I agree with the previous discussions about llvm-mc vs yaml2obj. Most of time an assembly test is easier to read. In some cases yaml2obj can be more convenient. One notable inability of llvm-mc is that it cannot create invalid tests.
As to binary blobs: I am another disliker. I hope we can avoid them if possible. This may require some contribution to yaml2obj.
- contribute yaml2obj 2) improve lld Mach-O add YAML tests
is better than
- improve lld Mach-O and add binary tests 2) contribute to yaml2obj 3) convert binary tests to YAML tests
Note that the latter can increase the repository size indefinitely with these binary blobs. I am concerned about some practice in some areas of llvm-project, in particular, XCOFF in Object, and llvm-objdump Mach-O.
Just to be clear, none of the tests right now would benefit from additional work on yaml2obj. We just need lld-macho to produce dylibs, which I expect I'll have have a diff for by EOW. In the meantime I'll leave the tests as-is in YAML, and I'm happy to wait for the dylib-production diff to be approved before landing everything as a stack, so we don't have to worry about sullying trunk with undesired test formats :)
Can you add a brief comment here that we initialize dylibName.
Ditto -- we are initializing symbols.
Isn't uint32_t enough? It's not a big deal, but I'd use uint32_t for an index of GOT.
So GOT has no data but dynamic relocations? If so, I'd leave a brief comment here.
nit: add a blank line before a label.
Replace auto with a concrete type.
nit: we usually do
os << foo << bar << baz << fizz;
os << foo << bar; os << baz << fizz;
sgtm. Any thoughts on whether we should make a wrapper class like the ByteBuffer in ReaderWriter/MachO? I didn't see a whole lot of usage of raw_ostreams in the other lld implementations but I didn't find any abstraction layer over them either
Actually, I'm not sure it's right to say that it has "no data" -- it does actually occupy space in the binary (unlike the __PAGEZERO segment, a section can't have zero filesize while having a non-zero-length address range), so I think saying it contains all zeroes is more accurate.

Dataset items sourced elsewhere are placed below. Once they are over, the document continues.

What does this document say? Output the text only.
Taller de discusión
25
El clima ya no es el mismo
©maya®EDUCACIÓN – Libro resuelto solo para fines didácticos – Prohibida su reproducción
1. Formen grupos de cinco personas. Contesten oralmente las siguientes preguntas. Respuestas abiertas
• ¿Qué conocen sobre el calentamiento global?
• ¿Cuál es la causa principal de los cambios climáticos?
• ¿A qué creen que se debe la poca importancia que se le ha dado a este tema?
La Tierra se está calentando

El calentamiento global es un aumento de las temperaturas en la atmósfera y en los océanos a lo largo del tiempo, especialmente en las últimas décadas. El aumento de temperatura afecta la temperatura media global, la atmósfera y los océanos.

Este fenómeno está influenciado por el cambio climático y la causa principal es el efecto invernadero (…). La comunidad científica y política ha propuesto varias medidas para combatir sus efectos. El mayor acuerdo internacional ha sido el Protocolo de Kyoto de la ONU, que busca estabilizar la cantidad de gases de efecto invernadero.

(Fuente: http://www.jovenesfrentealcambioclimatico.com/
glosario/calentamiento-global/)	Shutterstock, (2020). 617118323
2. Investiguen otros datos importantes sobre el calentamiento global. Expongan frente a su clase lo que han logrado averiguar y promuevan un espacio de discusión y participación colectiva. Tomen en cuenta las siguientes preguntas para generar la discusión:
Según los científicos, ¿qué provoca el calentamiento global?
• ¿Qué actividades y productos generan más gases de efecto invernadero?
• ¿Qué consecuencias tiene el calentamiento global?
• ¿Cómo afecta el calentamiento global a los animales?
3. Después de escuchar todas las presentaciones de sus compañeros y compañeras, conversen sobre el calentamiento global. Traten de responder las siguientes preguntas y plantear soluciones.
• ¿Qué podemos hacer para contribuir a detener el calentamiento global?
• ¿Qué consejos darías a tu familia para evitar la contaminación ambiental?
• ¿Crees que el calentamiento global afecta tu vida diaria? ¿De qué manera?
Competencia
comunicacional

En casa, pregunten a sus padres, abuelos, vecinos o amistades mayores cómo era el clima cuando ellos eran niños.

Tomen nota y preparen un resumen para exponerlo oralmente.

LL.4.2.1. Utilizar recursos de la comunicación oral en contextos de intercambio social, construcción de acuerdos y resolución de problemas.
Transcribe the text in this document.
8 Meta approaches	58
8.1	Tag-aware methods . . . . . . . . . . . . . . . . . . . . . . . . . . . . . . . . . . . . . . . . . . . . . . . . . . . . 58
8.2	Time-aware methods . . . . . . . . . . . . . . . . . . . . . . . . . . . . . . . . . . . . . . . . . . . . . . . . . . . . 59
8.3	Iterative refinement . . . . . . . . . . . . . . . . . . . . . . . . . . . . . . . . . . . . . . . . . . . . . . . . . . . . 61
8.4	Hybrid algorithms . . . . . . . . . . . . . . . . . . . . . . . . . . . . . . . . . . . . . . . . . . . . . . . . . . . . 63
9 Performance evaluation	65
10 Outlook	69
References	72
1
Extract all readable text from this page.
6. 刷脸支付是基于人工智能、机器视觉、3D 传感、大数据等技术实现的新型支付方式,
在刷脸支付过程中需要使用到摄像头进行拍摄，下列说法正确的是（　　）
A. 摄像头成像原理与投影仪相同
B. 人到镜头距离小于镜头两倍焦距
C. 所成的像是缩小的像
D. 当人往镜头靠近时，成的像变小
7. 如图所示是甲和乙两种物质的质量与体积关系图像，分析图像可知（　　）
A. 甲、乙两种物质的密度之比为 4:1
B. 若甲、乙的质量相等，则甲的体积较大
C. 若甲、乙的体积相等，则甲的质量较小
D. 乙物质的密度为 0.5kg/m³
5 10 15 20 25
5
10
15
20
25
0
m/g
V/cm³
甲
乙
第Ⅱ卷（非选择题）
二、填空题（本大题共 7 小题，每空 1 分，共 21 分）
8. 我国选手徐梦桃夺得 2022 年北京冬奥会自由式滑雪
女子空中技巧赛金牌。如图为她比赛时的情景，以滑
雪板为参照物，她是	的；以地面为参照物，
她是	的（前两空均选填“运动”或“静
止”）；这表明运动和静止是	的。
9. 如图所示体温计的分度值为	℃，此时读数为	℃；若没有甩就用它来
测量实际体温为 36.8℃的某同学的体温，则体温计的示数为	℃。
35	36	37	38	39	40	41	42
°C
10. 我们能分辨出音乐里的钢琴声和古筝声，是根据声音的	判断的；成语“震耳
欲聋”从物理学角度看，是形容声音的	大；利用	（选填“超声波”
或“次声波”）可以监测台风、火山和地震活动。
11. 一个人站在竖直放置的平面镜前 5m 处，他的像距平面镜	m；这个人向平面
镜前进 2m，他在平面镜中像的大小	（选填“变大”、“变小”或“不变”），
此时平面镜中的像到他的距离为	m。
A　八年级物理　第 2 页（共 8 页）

We don't usually use raw_ostream because we usually write to the output file in two passes: in the first pass, we compute an offset for each output element, and then in the second pass, we let each output element to copy itself to the output file.
However, that two-pass technique cannot be used to create a ULEB-encoded stuff. because we don't know the exact size of each output element until we fix the file contents. Constructing an ULEB-encoded section contents are naturally sequential. So the usage of raw_ostream in for this section is fine. I don't see any problem with that.
Is it correct to just consider LC_SYMTAB for this, or should we also be consulting LC_DYSYMTAB and/or the export trie? If so, we don't have to address that in this diff, but we should add a TODO.
We should also add a TODO about handling a missing LC_SYMTAB.
Where is this used?
It's kinda interesting to me that GotSection would inherit from InputSection, since it's not an input section, of course.
LLD ELF explains this design decision like so:
// Synthetic sections are designed as input sections as opposed to // output sections because we want to allow them to be manipulated // using linker scripts just like other input sections from regular // files.
For Mach-O, we don't have linker scripts, so perhaps that reasoning doesn't hold.
COFF uses Chunks instead of InputSections, since there's more synthesized data (https://lld.llvm.org/NewLLD.html#important-data-structures). I think Mach-O has a good amount of linker-synthesized data and input section processing as well, so a COFF-like design might make more sense. It's hard to say until we have more of the implementation though.
I'll give other reviewers a few more days to take a look.
We shouldn't be doing this for symbols that are undefined in the dylib's symbol table, right? (And if so, we should add a test for that, though I don't think that'll be possible till after your follow-ups.)
Looks like LLD ELF adds both defined and undefined symbols from dylibs into the symbol table, presumably to be able to check if all undefined symbols for dylibs are satisfied when linking an executable. Whether or not we do that depends on ld64's behavior there.
I think re-exported symbols also appear as undefined in the symbol table... I need to figure out how to distinguish them. I'll add a TODO.
Actually, I see that we already have getName(). It just doesn't always work because we neglected to copy the strings from our input arguments before discarding them. I'll fix it and use that
LGTM with the comments addressed. I can commit this for you once they are.
I believe these should actually be placed on the search path *after* any user-specified -L directories. At least that's what ld64 appears to do, based on the output from its -v option.
Nit: when one branch of an if-else has braces, all the others should too.